If you look at our MQTT topic path above for event, it expands to

rtl_433/9b13b3f4-rtl433-next/devices/Govee-Water/23927/event

When we construct our configuration below, we will replace whatever is in place of 9b13b3f4-rtl433-next in your environment with a +. That will change across different versions of the add-on as it’s randomly generated. You can, however, specify a static topic path in the rtl_433 configuration, but I feel like this is a more portable way to do it.

If you want to test the Leak Sensors themselves, you can bridge the contacts or place in water… Be warned, it is LOUD. If you’ve done that, you’ll notice that your event message has changed to “Water Leak”.

Home Assistant

Now we need to create the configuration for Home Assistant. While there is an MQTT Auto Discovery available, I opted to keep my configuration manual until I felt comfortable with it all. So this is how I did my configuration.

Each Leak Detector has three sensors you can configure:

The Leak Detection (binary)
The Battery (number)
The Button (binary)

I choose to create only two sensors for my installation (Leak Detection and Battery).

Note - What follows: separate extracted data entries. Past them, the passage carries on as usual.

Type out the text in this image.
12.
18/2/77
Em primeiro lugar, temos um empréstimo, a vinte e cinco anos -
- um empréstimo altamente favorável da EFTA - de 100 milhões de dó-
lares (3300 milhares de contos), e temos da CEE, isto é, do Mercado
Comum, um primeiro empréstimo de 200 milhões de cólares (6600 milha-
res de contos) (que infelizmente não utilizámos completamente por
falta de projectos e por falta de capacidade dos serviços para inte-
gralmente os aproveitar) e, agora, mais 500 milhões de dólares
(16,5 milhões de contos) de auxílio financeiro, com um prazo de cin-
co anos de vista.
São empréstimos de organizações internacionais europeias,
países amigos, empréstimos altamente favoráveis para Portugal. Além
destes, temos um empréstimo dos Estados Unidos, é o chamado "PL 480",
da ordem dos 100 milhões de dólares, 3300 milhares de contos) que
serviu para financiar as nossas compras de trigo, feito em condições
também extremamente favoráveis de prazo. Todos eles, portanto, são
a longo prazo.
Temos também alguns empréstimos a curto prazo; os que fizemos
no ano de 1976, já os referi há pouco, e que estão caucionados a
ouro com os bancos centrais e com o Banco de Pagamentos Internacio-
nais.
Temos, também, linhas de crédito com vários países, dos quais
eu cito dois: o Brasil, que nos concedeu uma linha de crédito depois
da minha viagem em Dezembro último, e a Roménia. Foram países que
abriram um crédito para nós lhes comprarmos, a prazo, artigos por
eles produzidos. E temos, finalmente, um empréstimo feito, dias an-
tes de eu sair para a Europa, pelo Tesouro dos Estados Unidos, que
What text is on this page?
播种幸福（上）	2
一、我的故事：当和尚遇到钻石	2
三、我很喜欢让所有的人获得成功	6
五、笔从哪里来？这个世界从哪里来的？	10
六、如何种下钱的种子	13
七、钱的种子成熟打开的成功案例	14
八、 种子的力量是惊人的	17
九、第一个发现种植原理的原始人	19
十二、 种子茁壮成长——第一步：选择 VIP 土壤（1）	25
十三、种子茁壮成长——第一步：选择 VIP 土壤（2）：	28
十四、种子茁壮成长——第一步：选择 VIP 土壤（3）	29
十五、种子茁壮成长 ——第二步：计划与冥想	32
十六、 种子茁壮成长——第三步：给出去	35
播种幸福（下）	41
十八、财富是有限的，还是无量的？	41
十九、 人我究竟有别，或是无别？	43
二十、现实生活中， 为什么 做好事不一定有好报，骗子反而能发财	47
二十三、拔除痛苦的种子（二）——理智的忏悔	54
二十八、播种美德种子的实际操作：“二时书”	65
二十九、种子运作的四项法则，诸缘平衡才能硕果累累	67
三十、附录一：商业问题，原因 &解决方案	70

To discover the Battery values, you need a sensor which has not been powered on yet, or one that you’ve removed and replaced the battery from. That is because the periods between battery reporting are quite long, and a button press does not trigger this. The good news is, it’s pretty simple. Using MQTT Explorer you can discover the topics you need, but I’ve got mine below which could be a good start. Pay attention to unique_id and the state_topic of the sensors as they will change for each sensor you add, otherwise these should work as-is.

configuration.yaml
mqtt:
  binary_sensor:
    - name: "Leak - Kitchen Sink"
      state_topic: "rtl_433/+/devices/Govee-Water/23927/event"
      unique_id: 23927_Govee_H5054
      device_class: moisture
      payload_on: "Water Leak"
      payload_off: "Button Press"
  sensor:
    - name: "Battery - Leak - Kitchen Sink"
      state_topic: rtl_433/+/devices/Govee-Water/23927/battery_ok
      device_class: battery
      unique_id: 23927_Govee_H5054_battery
      value_template: "{{ (value_json | float * 100 ) | int }}"
      unit_of_measurement: "%"

Automation

Now that you have a shiny new sensor… Now what? I wanted to create a generic automation that would work for ANY leak sensor I add. I don’t want to have to think about adding the leak sensor to the automation if I can get away with it, I found this blueprint from this topic on the Forums. This has the benefit of working with ANY sensor in the “moisture” class.

That being said, I don’t know what will happen with a soil moisture meter, so… you know… be careful. :)

Conclusion

That’s all for now, I’ll work to update this post if I find any issues or make changes. One of the improvements I want is to have Alexa send an alert throughout the house and do it periodically until the alert is acknowledged at the device. This way it’ll hopefully get more attention than just a push notification to a phone. Feel free to comment questions, ideas, or whatever below.